Now I give my pooches a monthly tablet that prevents Heartworm, Mange, Ticks etc.
It's called En-Dex 4000. Vets charge 200 Bht a pack. I pay 100bht in the market!

I recommend it......Woof Woof. OK so do you.


----------



## witfalait

I greatly apologise if I missed it KL my secretive friend, but it appears you forgot to come back with details of one of the Royal dogs, regarded as the King’s favourite. If I may help out, the dog’s name is Khun Tongdaeng, roughly Miss Bronze or perhaps Miss Copper. So you were absolutely correct about the name having “red” in it. And yes, it was originally another of those Soi Dogs, on whose behalf Kingy has eloquently pleaded for consideration. The book is simply wonderful and very heart-warming, due mostly to HRH’s delightful words and masterful photography. (Have you noticed how the truly great people are invariably animal lovers? As an example, the King’s book on Tongdaeng rests in good company on my bookshelf with another charming book, “My Pelican” by the great humanitarian Dr Albert Schweitzer.)

There was a story a couple of years ago, and I have no reason to doubt it, that certain companies had requested that Tongdaeng be made available to endorse particular commercial products in advertising programs. As such, these were impossible and unseemly requests, obviously because a Royal dog was concerned. The polite reply from the King was simply to the effect that “Khun Tongdaeng is busy.” And busy she indeed was. The sale of the books and printed tee-shirts bearing her image raised valuable funds for the King’s many charity endeavours. Just another reason why so many have such enormous respect, admiration and love for HRH.

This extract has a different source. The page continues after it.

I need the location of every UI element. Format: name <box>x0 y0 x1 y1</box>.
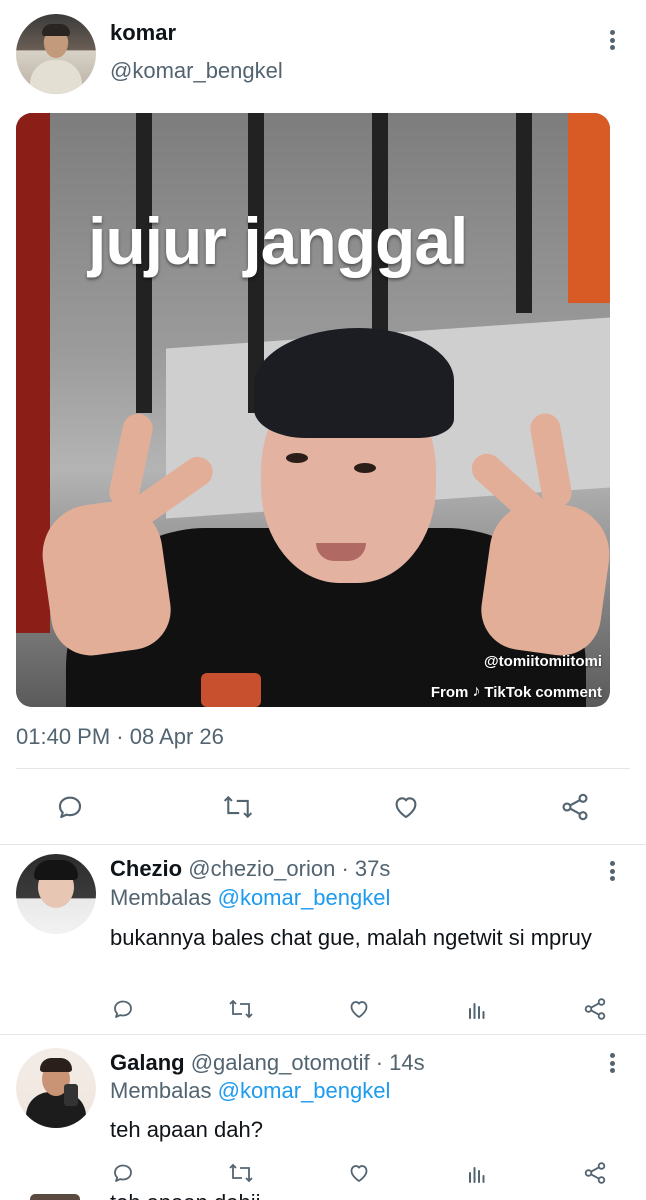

My memory isn’t quite what it used to be, but I think I bought my copy of the book from the shop “The Golden Place”, next to the vet school at Kasetsart University. Do you know that the vet school itself boasts a recuperative swimming pool for injured animals (particularly dogs, I like to think, though I am sure an injured horse or two would also greatly benefit, but definitely not cats). I was told that the pool was donated by the King with the full and hearty collaboration of Khun Tongdaeng.


----------